After several hours of research, I finally made my selection of the 5 best trackballs among more than fifteen models marketed for the moment. The one that particularly caught my attention is the Logitech MX Ergo which, despite a slightly higher price, offers the best quality product available on the market. You will also find at the end of this article a guide to help you see more clearly the essential criteria to consider when making your purchase.


Logitech M570




Logitech is a brand that's known worldwide as a leader in PC peripherals, with hundreds of models of keyboards, headphones, webcams and, of course, mice. They've specialized in hardware for gamers for the past few years, but some products, including trackballs, have been around for a long time in the Logitech catalog. One of the least expensive models presented here is the Logitech M570, an entry-level, wireless trackball.

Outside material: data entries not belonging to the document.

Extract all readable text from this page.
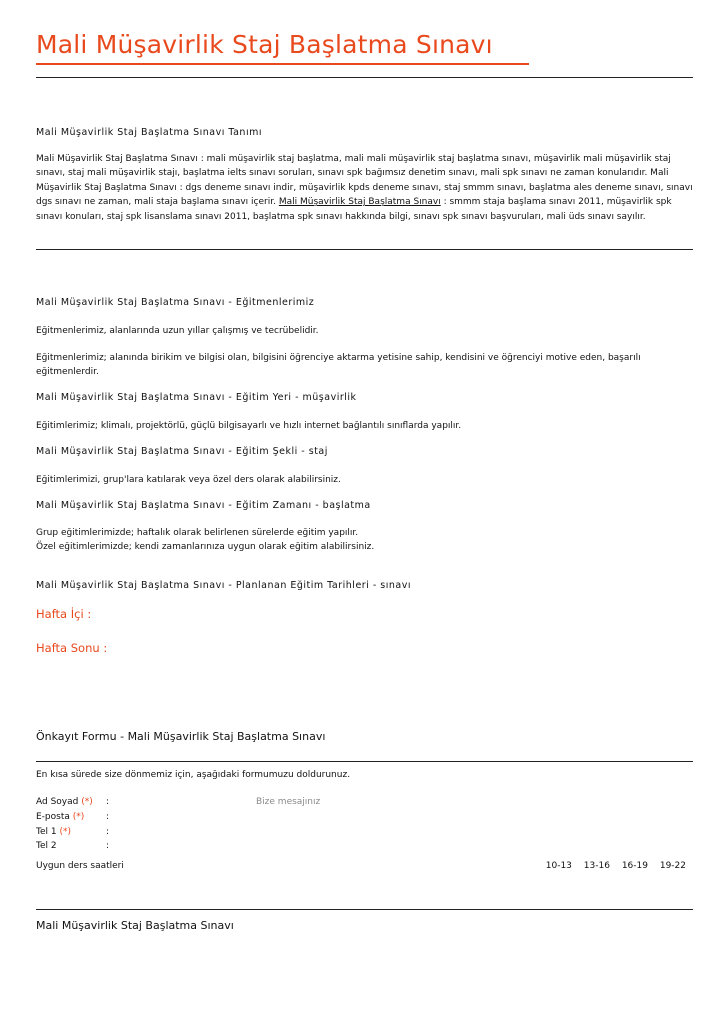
Mali Müşavirlik Staj Başlatma Sınavı
Mali Müşavirlik Staj Başlatma Sınavı Tanımı
Mali Müşavirlik Staj Başlatma Sınavı : mali müşavirlik staj başlatma, mali mali müşavirlik staj başlatma sınavı, müşavirlik mali müşavirlik staj sınavı, staj mali müşavirlik stajı, başlatma ielts sınavı soruları, sınavı spk bağımsız denetim sınavı, mali spk sınavı ne zaman konularıdır. Mali Müşavirlik Staj Başlatma Sınavı : dgs deneme sınavı indir, müşavirlik kpds deneme sınavı, staj smmm sınavı, başlatma ales deneme sınavı, sınavı dgs sınavı ne zaman, mali staja başlama sınavı içerir. Mali Müşavirlik Staj Başlatma Sınavı : smmm staja başlama sınavı 2011, müşavirlik spk sınavı konuları, staj spk lisanslama sınavı 2011, başlatma spk sınavı hakkında bilgi, sınavı spk sınavı başvuruları, mali üds sınavı sayılır.
Mali Müşavirlik Staj Başlatma Sınavı - Eğitmenlerimiz
Eğitmenlerimiz, alanlarında uzun yıllar çalışmış ve tecrübelidir.
Eğitmenlerimiz; alanında birikim ve bilgisi olan, bilgisini öğrenciye aktarma yetisine sahip, kendisini ve öğrenciyi motive eden, başarılı eğitmenlerdir.
Mali Müşavirlik Staj Başlatma Sınavı - Eğitim Yeri - müşavirlik
Eğitimlerimiz; klimalı, projektörlü, güçlü bilgisayarlı ve hızlı internet bağlantılı sınıflarda yapılır.
Mali Müşavirlik Staj Başlatma Sınavı - Eğitim Şekli - staj
Eğitimlerimizi, grup'lara katılarak veya özel ders olarak alabilirsiniz.
Mali Müşavirlik Staj Başlatma Sınavı - Eğitim Zamanı - başlatma
Grup eğitimlerimizde; haftalık olarak belirlenen sürelerde eğitim yapılır.
Özel eğitimlerimizde; kendi zamanlarınıza uygun olarak eğitim alabilirsiniz.
Mali Müşavirlik Staj Başlatma Sınavı - Planlanan Eğitim Tarihleri - sınavı
Hafta İçi :
Hafta Sonu :
Önkayıt Formu - Mali Müşavirlik Staj Başlatma Sınavı
En kısa sürede size dönmemiz için, aşağıdaki formumuzu doldurunuz.
Ad Soyad (*) :
E-posta (*) :
Tel 1 (*)	:
Tel 2	:
Bize mesajınız
Uygun ders saatleri	10-13 13-16 16-19 19-22
Mali Müşavirlik Staj Başlatma Sınavı
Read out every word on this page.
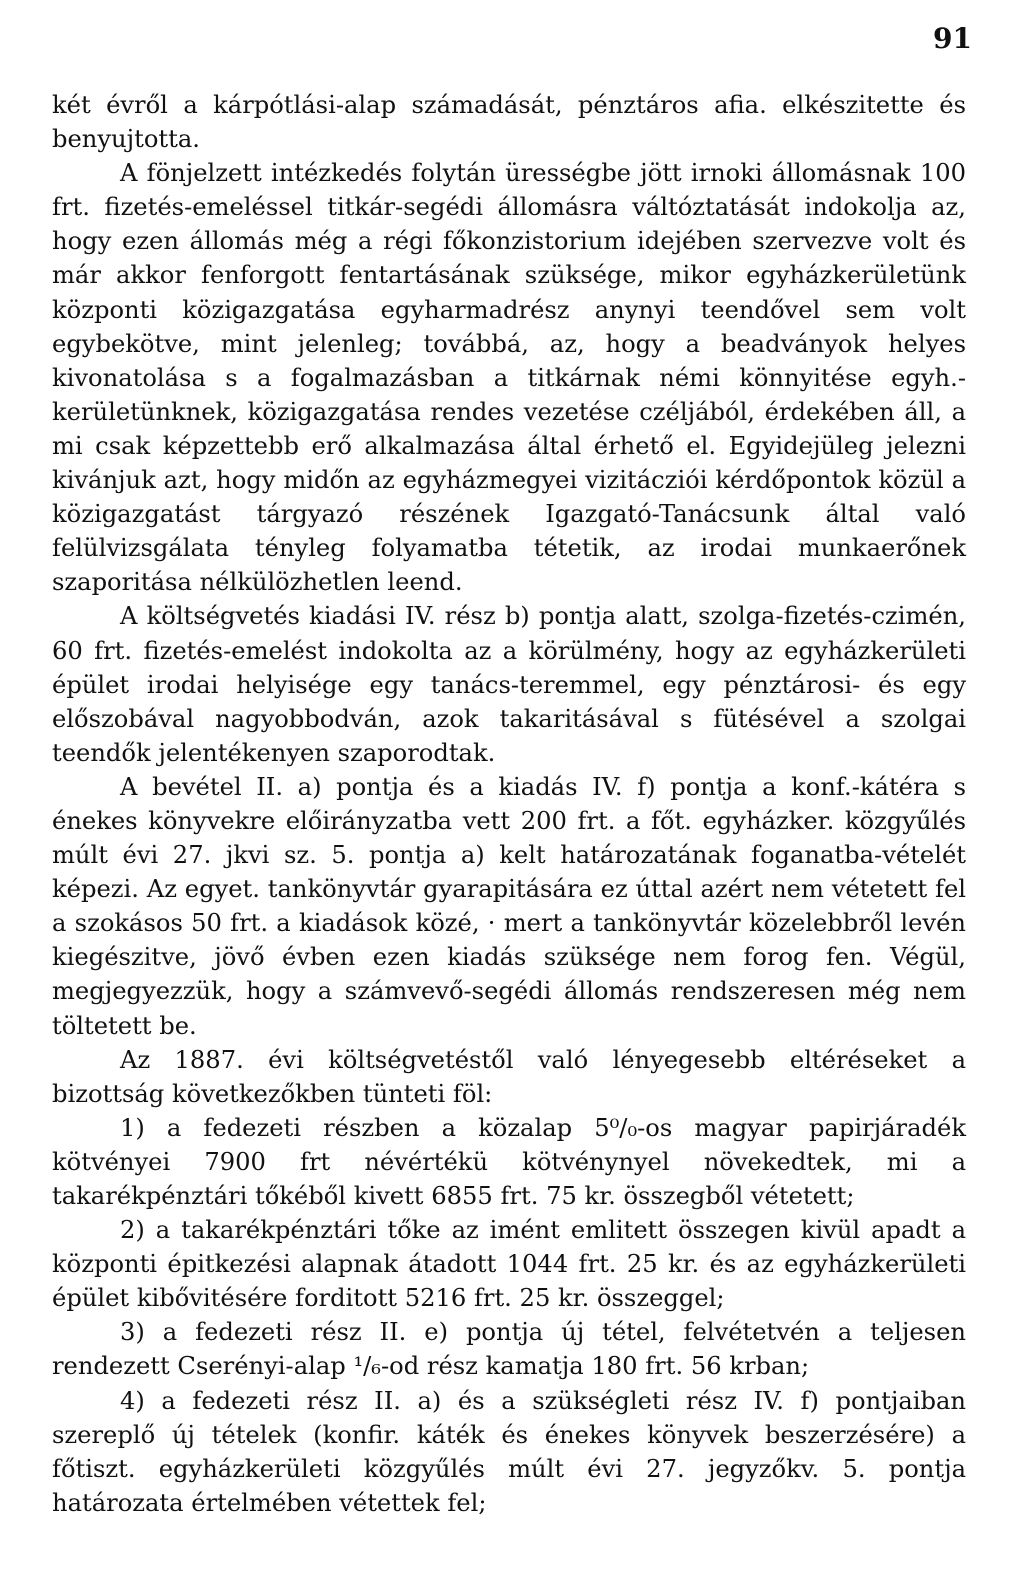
91

két évről a kárpótlási-alap számadását, pénztáros afia. elkészitette és benyujtotta.

A fönjelzett intézkedés folytán ürességbe jött irnoki állomásnak 100 frt. fizetés-emeléssel titkár-segédi állomásra váltóztatását indokolja az, hogy ezen állomás még a régi főkonzistorium idejében szervezve volt és már akkor fenforgott fentartásának szüksége, mikor egyházkerületünk központi közigazgatása egyharmadrész anynyi teendővel sem volt egybekötve, mint jelenleg; továbbá, az, hogy a beadványok helyes kivonatolása s a fogalmazásban a titkárnak némi könnyitése egyh.-kerületünknek, közigazgatása rendes vezetése czéljából, érdekében áll, a mi csak képzettebb erő alkalmazása által érhető el. Egyidejüleg jelezni kivánjuk azt, hogy midőn az egyházmegyei vizitácziói kérdőpontok közül a közigazgatást tárgyazó részének Igazgató-Tanácsunk által való felülvizsgálata tényleg folyamatba tétetik, az irodai munkaerőnek szaporitása nélkülözhetlen leend.

A költségvetés kiadási IV. rész b) pontja alatt, szolga-fizetés-czimén, 60 frt. fizetés-emelést indokolta az a körülmény, hogy az egyházkerületi épület irodai helyisége egy tanács-teremmel, egy pénztárosi- és egy előszobával nagyobbodván, azok takaritásával s fütésével a szolgai teendők jelentékenyen szaporodtak.

A bevétel II. a) pontja és a kiadás IV. f) pontja a konf.-kátéra s énekes könyvekre előirányzatba vett 200 frt. a főt. egyházker. közgyűlés múlt évi 27. jkvi sz. 5. pontja a) kelt határozatának foganatba-vételét képezi. Az egyet. tankönyvtár gyarapitására ez úttal azért nem vétetett fel a szokásos 50 frt. a kiadások közé, · mert a tankönyvtár közelebbről levén kiegészitve, jövő évben ezen kiadás szüksége nem forog fen. Végül, megjegyezzük, hogy a számvevő-segédi állomás rendszeresen még nem töltetett be.

Az 1887. évi költségvetéstől való lényegesebb eltéréseket a bizottság következőkben tünteti föl:

1) a fedezeti részben a közalap 5⁰/₀-os magyar papirjáradék kötvényei 7900 frt névértékü kötvénynyel növekedtek, mi a takarékpénztári tőkéből kivett 6855 frt. 75 kr. összegből vétetett;

2) a takarékpénztári tőke az imént emlitett összegen kivül apadt a központi épitkezési alapnak átadott 1044 frt. 25 kr. és az egyházkerületi épület kibővitésére forditott 5216 frt. 25 kr. összeggel;

3) a fedezeti rész II. e) pontja új tétel, felvétetvén a teljesen rendezett Cserényi-alap ¹/₆-od rész kamatja 180 frt. 56 krban;

4) a fedezeti rész II. a) és a szükségleti rész IV. f) pontjaiban szereplő új tételek (konfir. káték és énekes könyvek beszerzésére) a főtiszt. egyházkerületi közgyűlés múlt évi 27. jegyzőkv. 5. pontja határozata értelmében vétettek fel;
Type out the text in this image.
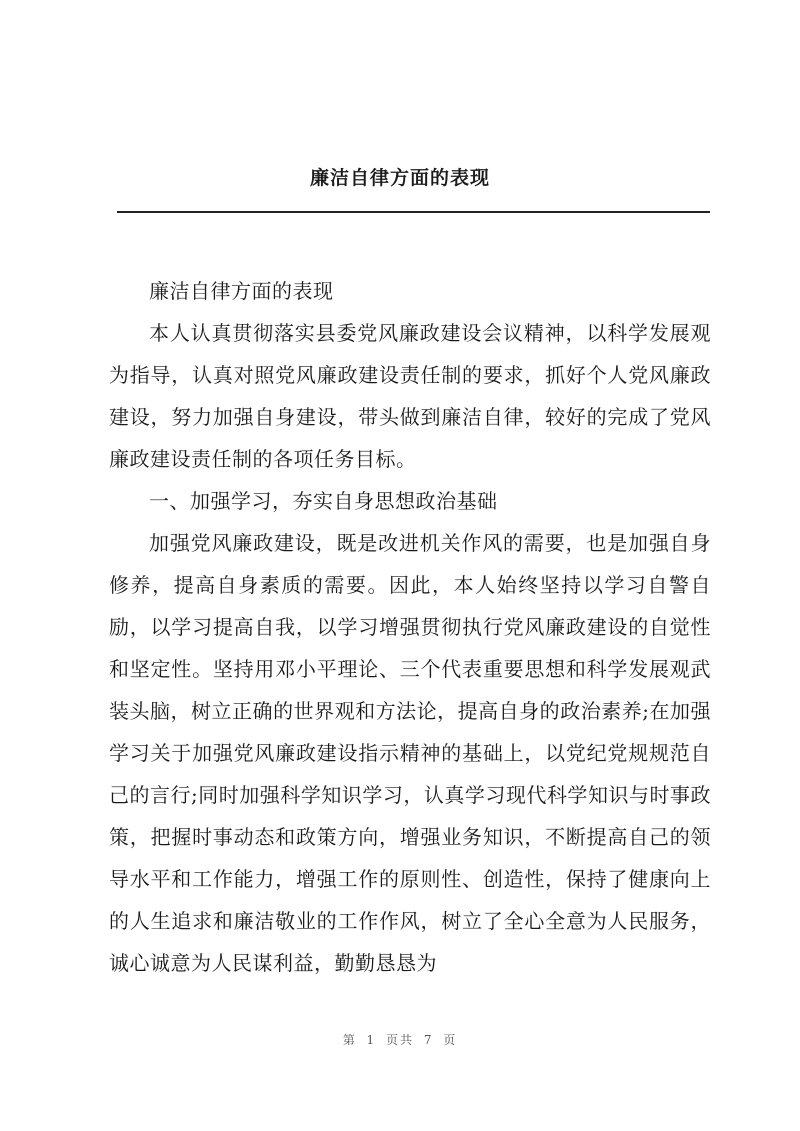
廉洁自律方面的表现

廉洁自律方面的表现

本人认真贯彻落实县委党风廉政建设会议精神，以科学发展观为指导，认真对照党风廉政建设责任制的要求，抓好个人党风廉政建设，努力加强自身建设，带头做到廉洁自律，较好的完成了党风廉政建设责任制的各项任务目标。

一、加强学习，夯实自身思想政治基础

加强党风廉政建设，既是改进机关作风的需要，也是加强自身修养，提高自身素质的需要。因此，本人始终坚持以学习自警自励，以学习提高自我，以学习增强贯彻执行党风廉政建设的自觉性和坚定性。坚持用邓小平理论、三个代表重要思想和科学发展观武装头脑，树立正确的世界观和方法论，提高自身的政治素养;在加强学习关于加强党风廉政建设指示精神的基础上，以党纪党规规范自己的言行;同时加强科学知识学习，认真学习现代科学知识与时事政策，把握时事动态和政策方向，增强业务知识，不断提高自己的领导水平和工作能力，增强工作的原则性、创造性，保持了健康向上的人生追求和廉洁敬业的工作作风，树立了全心全意为人民服务，诚心诚意为人民谋利益，勤勤恳恳为

第 1 页共 7 页
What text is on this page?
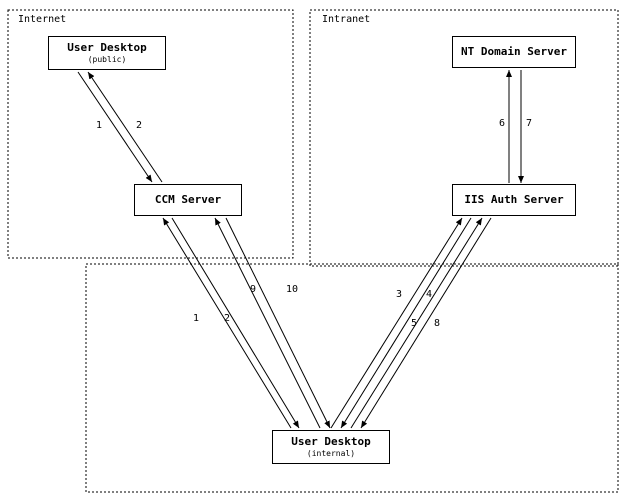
Internet	Intranet
User Desktop
(public)
CCM Server
NT Domain Server
IIS Auth Server
User Desktop
(internal)
1	2	6 7
9	10
1 2
3 4
5 8
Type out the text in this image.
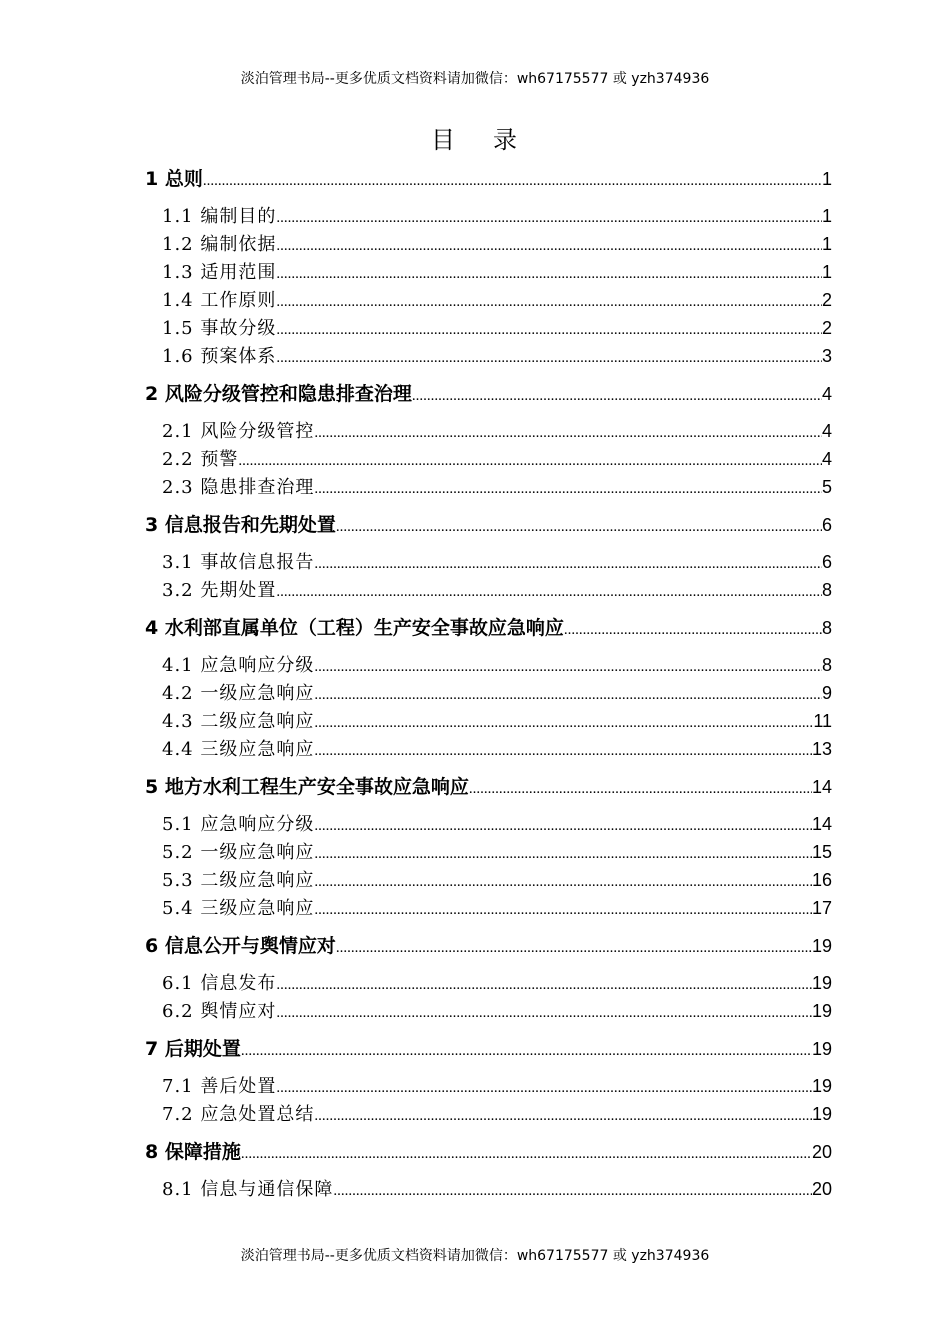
淡泊管理书局--更多优质文档资料请加微信：wh67175577 或 yzh374936
目 录
1 总则 .....	1
1.1 编制目的 .....	1
1.2 编制依据 .....	1
1.3 适用范围 .....	1
1.4 工作原则 .....	2
1.5 事故分级 .....	2
1.6 预案体系 .....	3
2 风险分级管控和隐患排查治理 .....	4
2.1 风险分级管控 .....	4
2.2 预警 .....	4
2.3 隐患排查治理 .....	5
3 信息报告和先期处置 .....	6
3.1 事故信息报告 .....	6
3.2 先期处置 .....	8
4 水利部直属单位（工程）生产安全事故应急响应 .....	8
4.1 应急响应分级 .....	8
4.2 一级应急响应 .....	9
4.3 二级应急响应 .....	11
4.4 三级应急响应 .....	13
5 地方水利工程生产安全事故应急响应 .....	14
5.1 应急响应分级 .....	14
5.2 一级应急响应 .....	15
5.3 二级应急响应 .....	16
5.4 三级应急响应 .....	17
6 信息公开与舆情应对 .....	19
6.1 信息发布 .....	19
6.2 舆情应对 .....	19
7 后期处置 .....	19
7.1 善后处置 .....	19
7.2 应急处置总结 .....	19
8 保障措施 .....	20
8.1 信息与通信保障 .....	20
淡泊管理书局--更多优质文档资料请加微信：wh67175577 或 yzh374936
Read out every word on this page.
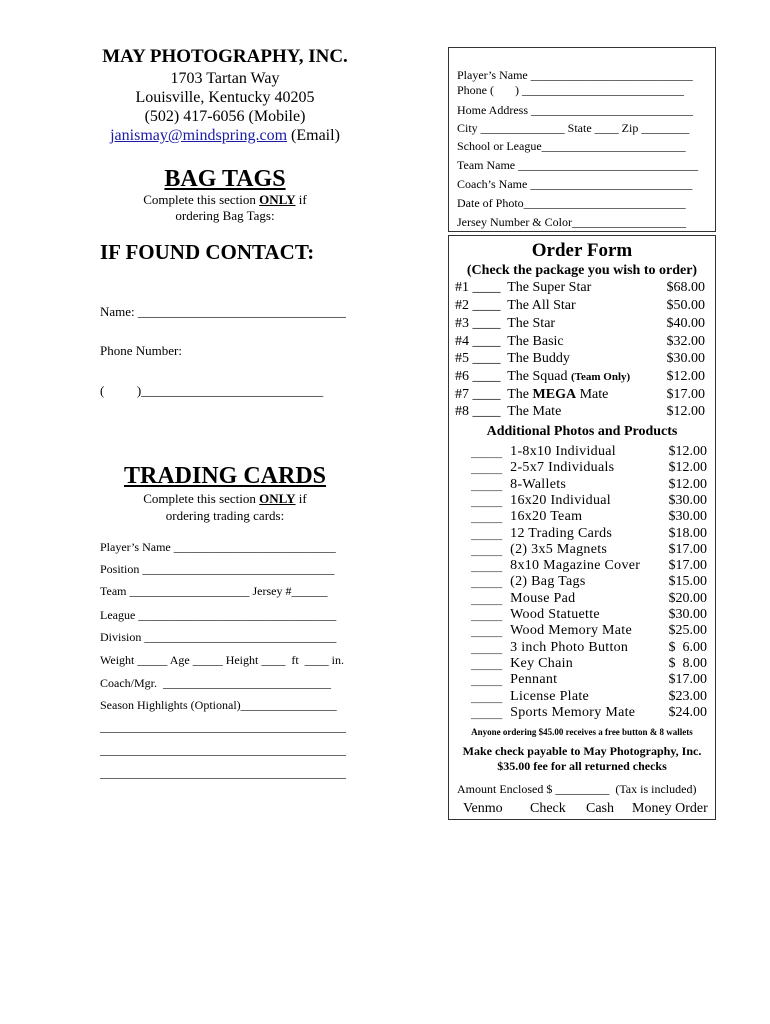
MAY PHOTOGRAPHY, INC.
1703 Tartan Way
Louisville, Kentucky 40205
(502) 417-6056 (Mobile)
janismay@mindspring.com (Email)
BAG TAGS
Complete this section ONLY if
ordering Bag Tags:
IF FOUND CONTACT:
Name: ________________________________
Phone Number:
(          )____________________________
TRADING CARDS
Complete this section ONLY if
ordering trading cards:
Player’s Name ___________________________
Position ________________________________
Team ____________________ Jersey #______
League _________________________________
Division ________________________________
Weight _____ Age _____ Height ____  ft  ____ in.
Coach/Mgr.  ____________________________
Season Highlights (Optional)________________
_________________________________________
_________________________________________
_________________________________________
Player’s Name ___________________________
Phone (       ) ___________________________
Home Address ___________________________
City ______________ State ____ Zip ________
School or League________________________
Team Name ______________________________
Coach’s Name ___________________________
Date of Photo___________________________
Jersey Number & Color___________________
Order Form
(Check the package you wish to order)
#1 ____  The Super Star	$68.00
#2 ____  The All Star	$50.00
#3 ____  The Star	$40.00
#4 ____  The Basic	$32.00
#5 ____  The Buddy	$30.00
#6 ____  The Squad (Team Only)	$12.00
#7 ____  The MEGA Mate	$17.00
#8 ____  The Mate	$12.00
Additional Photos and Products
____ 1-8x10 Individual	$12.00
____ 2-5x7 Individuals	$12.00
____ 8-Wallets	$12.00
____ 16x20 Individual	$30.00
____ 16x20 Team	$30.00
____ 12 Trading Cards	$18.00
____ (2) 3x5 Magnets	$17.00
____ 8x10 Magazine Cover $17.00
____ (2) Bag Tags	$15.00
____ Mouse Pad	$20.00
____ Wood Statuette	$30.00
____ Wood Memory Mate	$25.00
____ 3 inch Photo Button	$  6.00
____ Key Chain	$  8.00
____ Pennant	$17.00
____ License Plate	$23.00
____ Sports Memory Mate $24.00
Anyone ordering $45.00 receives a free button & 8 wallets
Make check payable to May Photography, Inc.
$35.00 fee for all returned checks
Amount Enclosed $ _________  (Tax is included)
Venmo Check Cash Money Order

This compact device measures 8.2 x 16 x 20.8 cm for only 399 grams and is guaranteed for 3 years by its manufacturer. This is the evolution of the Trackman Wheel, which takes up very little space since you don't need to move your arm. There are 5 buttons on this trackball, which can be easily customized according to your needs, allowing it to be used for just about anything you need to do on your computer, without having to move around. Connectivity is great for workers, since the M570 works on a USB wireless receiver that works up to 10 meters away, allowing you to connect not only this product, but also up to 6 other brand peripherals at the same time!

So you can use this trackball, a traditional mouse and keyboard without having to add another receiver on your computer and clutter up your PC's USB ports. Batteries, which are included, ensure nearly 18 months of autonomy, which seems to be one of the big strengths of this trackball. You don't have to buy additional batteries for a very long time, even with intensive use of the product. We can also note that the laser sensor is adjustable to customize the scrolling speed.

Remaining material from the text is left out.